Liberation from Unbelief

I especially like your last paragraph: “It’s so liberating to have left that church.” After you had sat under unbelief for a while, you started to say, “It’s not so bad.” But when you finally left, you started to say, “It’s so liberating.” Remember the difference. Never again allow yourself to remain in an unbelieving environment until you say, “It’s not so bad.” When you begin to say that, the devil has taken you out. He has neutered you. You are no longer a light of the gospel, and you are no longer a threat to the darkness in this world. They say, “No church is perfect,” as if you should settle, but you have experienced what happens to you when you do that. It did not turn out well. Remember how you suffered. It is far better to not attend any church at all than to attend a church of unbelief. You must cling to faith and forsake all else. Seeing you confess this sense of liberation is better news to me than if you have found a good church. But it would happen again if you force yourself to attend a cessationist church and keep telling yourself it does not matter.
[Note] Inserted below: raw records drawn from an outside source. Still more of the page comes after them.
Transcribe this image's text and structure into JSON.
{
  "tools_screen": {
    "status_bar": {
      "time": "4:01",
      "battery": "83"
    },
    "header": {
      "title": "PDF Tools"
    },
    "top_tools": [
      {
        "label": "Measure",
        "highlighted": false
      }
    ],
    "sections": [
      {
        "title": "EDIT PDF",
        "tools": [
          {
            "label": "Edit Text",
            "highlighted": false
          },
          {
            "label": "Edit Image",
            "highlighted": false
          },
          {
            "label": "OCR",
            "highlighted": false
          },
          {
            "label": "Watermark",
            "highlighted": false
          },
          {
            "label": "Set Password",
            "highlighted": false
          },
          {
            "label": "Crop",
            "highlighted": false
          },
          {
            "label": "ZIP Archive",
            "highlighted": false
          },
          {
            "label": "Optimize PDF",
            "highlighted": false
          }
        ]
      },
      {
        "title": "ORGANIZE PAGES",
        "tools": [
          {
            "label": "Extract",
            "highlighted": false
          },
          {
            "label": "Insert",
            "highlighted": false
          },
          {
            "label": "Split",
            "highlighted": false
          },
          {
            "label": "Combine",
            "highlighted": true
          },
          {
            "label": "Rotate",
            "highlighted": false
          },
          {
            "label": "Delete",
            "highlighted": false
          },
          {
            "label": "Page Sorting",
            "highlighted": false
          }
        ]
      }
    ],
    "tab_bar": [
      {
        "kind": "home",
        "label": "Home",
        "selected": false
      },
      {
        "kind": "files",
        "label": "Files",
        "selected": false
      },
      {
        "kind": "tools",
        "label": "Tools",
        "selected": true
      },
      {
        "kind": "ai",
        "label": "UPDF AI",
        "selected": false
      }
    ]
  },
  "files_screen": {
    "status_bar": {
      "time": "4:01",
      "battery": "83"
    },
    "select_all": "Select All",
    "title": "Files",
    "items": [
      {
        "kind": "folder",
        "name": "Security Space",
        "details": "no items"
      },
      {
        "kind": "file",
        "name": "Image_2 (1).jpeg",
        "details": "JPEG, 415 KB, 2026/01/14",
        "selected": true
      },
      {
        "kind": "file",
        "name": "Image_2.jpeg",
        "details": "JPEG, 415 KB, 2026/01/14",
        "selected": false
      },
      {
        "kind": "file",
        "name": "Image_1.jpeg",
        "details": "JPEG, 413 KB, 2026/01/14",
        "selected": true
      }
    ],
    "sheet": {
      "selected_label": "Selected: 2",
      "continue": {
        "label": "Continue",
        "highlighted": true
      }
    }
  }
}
If your spouse lags behind spiritually, you must still move forward. If you keep growing, you will be in a better position to help. Settle clearly in your mind the various topics. With something like healing, decide why it is wrong to say that it happens “if it is God’s will.” Your spouse never says, “I know that God promised salvation to anyone who has faith in Christ, but even when there is faith, it happens only if it is God’s will. So it is possible for someone to have more faith than Jesus himself and still be damned to hell.” Your spouse never says this. But the healing of the body stands on the same basis as the forgiveness of sin — the atonement (Matthew 8:17). Therefore, for someone to say that healing happens only “if it is God’s will” regardless of our faith is also a logical repudiation of salvation by faith. In principle, this person cannot be a Christian. The least we can say is that there is a gross inconsistency, and it comes from unbelief. It is the opposite of reverence for God’s will. God was the one who sovereignly sent Jesus to bare our sins and diseases.